Birlik İlmi
  03.12.2012 Tarihli
 

PROGRAM : KAYNAK
KOD : 12/ 21 – 71
TARİH: 03.12.2012
CELSE SAATİ : 14.00-16.00

Değerliler, maya tuttu ve zaman sonsuzlaştı. Zamanı has teknikle diriliklere kotladık. Şimdiye kadar yapılan her çalışma zirvelere ulaşmak içindir. Şimdi artık zamana kotlanıp yüreklere tohum ekmeye çalışacağız. Zamana tohum olmak, Kuran olmak ve Kutsal Yaşamlar’ı tahtlandırmak Şems’in de dediği gibi, hayrın ışığını yakacaktır.

Dinleyiniz, biz Canlarımıza Kuran verdik. “Tohi Yaşamları”nı dillemelerini istedik. Kotladık, tahtladık ve yarınlara kayıtladık. Allah’a ışık yakan her diri, kendini hak eder ve yaşar. Merkez İnsan Tohumu, burada yoğun şekilde birleşiktir. Tohum, insanın ışığını hak ettiği zaman harlanır ve zamanı kotlar. Örgü örülür. Örülen örgü, zamanın sonsuz ışığı ile örülür.

Koruma altına aldık Dini Hakikiyet’i; tohumları; Birleşik Işıklar’ı ve zamanı tohumladık; Şems’in dediği gibi, birleştik…

Hergün insan kelam eder. Etkisi artar ve zarar edenlerde kendi yüceliğini tohumlar; zaman kaynaklarına varır; görevini hak eder ve alır. Zurna çaldığında zarar önlenmiştir. O zaman insan, koruma altında tuttuklarını; koruyup kotladıklarını “Altın Tohum” olarak dinlere indirir.

Merkez İnsan, Kuran olduğunda, kendi yüreğini hak etmiştir. Olay, “biz olduk” demek değil, “birleştik ve sonsuzlaştık” demektir ki “buraya kadar İnsan Işık yangına dönüşerek tohumları kayıtlamışsa, her dere Allah İlmi ile akabilir” demektir.

(Kaydolan bilgilerin bir bölümü silindi ve açıklama yapıldı:)

Canlarım, İmparatorluk Kotları sizleri dinliyor.

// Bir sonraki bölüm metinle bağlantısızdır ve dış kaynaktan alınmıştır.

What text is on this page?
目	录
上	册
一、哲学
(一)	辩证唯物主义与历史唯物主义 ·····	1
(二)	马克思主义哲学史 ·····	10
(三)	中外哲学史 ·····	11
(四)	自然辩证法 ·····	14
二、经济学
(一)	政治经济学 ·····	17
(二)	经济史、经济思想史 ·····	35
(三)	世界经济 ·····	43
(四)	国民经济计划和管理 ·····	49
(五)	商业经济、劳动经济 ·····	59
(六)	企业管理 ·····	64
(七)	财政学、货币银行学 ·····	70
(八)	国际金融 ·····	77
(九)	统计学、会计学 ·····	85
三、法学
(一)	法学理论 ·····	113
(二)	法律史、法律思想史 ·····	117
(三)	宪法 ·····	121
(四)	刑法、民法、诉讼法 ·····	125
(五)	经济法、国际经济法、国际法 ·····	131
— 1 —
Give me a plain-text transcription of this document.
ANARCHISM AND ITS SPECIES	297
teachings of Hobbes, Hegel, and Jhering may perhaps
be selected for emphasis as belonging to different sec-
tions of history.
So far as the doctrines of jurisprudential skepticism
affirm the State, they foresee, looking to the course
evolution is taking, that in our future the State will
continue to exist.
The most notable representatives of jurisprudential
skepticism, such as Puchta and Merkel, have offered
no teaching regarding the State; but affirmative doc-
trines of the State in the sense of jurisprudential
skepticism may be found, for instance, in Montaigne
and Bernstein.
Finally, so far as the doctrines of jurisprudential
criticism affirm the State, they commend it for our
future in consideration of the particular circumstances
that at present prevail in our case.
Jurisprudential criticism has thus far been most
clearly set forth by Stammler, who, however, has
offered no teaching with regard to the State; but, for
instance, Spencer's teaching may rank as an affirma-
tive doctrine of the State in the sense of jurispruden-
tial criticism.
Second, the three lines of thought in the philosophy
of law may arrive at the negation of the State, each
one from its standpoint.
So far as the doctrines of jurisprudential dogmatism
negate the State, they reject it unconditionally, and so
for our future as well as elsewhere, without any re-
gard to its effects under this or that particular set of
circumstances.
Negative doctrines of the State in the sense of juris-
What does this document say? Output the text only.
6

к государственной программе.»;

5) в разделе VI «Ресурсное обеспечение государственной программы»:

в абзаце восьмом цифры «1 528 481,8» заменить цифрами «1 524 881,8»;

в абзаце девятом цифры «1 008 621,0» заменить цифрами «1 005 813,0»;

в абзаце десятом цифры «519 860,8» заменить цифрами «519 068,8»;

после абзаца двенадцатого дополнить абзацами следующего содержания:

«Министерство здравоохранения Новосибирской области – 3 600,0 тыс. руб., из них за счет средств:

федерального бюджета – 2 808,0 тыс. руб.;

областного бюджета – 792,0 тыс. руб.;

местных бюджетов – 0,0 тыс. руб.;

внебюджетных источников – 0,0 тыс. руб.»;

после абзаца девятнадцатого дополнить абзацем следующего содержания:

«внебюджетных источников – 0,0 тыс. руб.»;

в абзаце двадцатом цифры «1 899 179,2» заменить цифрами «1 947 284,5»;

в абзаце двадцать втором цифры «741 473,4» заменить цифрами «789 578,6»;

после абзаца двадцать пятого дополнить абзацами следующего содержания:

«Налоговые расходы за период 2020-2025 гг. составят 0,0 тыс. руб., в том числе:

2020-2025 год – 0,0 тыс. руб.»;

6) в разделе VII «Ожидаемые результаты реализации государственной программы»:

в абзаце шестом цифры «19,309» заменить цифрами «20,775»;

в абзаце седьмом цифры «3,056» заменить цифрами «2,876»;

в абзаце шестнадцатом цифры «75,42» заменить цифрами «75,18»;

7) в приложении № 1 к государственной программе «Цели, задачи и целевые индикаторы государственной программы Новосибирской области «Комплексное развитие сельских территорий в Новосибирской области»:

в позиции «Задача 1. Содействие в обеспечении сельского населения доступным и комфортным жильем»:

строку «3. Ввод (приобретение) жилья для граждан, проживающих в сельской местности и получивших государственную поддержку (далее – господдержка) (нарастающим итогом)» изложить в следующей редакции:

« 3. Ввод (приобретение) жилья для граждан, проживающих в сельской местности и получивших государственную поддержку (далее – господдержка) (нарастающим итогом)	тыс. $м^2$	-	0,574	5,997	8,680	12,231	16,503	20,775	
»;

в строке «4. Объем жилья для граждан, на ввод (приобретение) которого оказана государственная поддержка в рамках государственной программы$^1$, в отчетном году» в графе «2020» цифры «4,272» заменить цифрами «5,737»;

Buraya kadar verdiklerin çok iyiydi. Ne var ki zaman tahtında kaynak yaparken, her dürümü hak etmeliyiz. Bunun içindir ki hak edilmeyen bölümü kayıttan çıkardık.

(İmparatorluk Kodları tek tek söz aldılar:)

A- Erkek İnsan, Kuran olur ve tohum olur. Amin… Şimdilik bu…

B- Arkon İnsan BİR’e hizmetçidir. Artık biliyoruz ki zarar etmeyecek o insan. Koruma altına alındı. O insan, korumada olduğumuz daimi yoğunluğumuz olarak BİR’e güç katacak. Şimdilik bu…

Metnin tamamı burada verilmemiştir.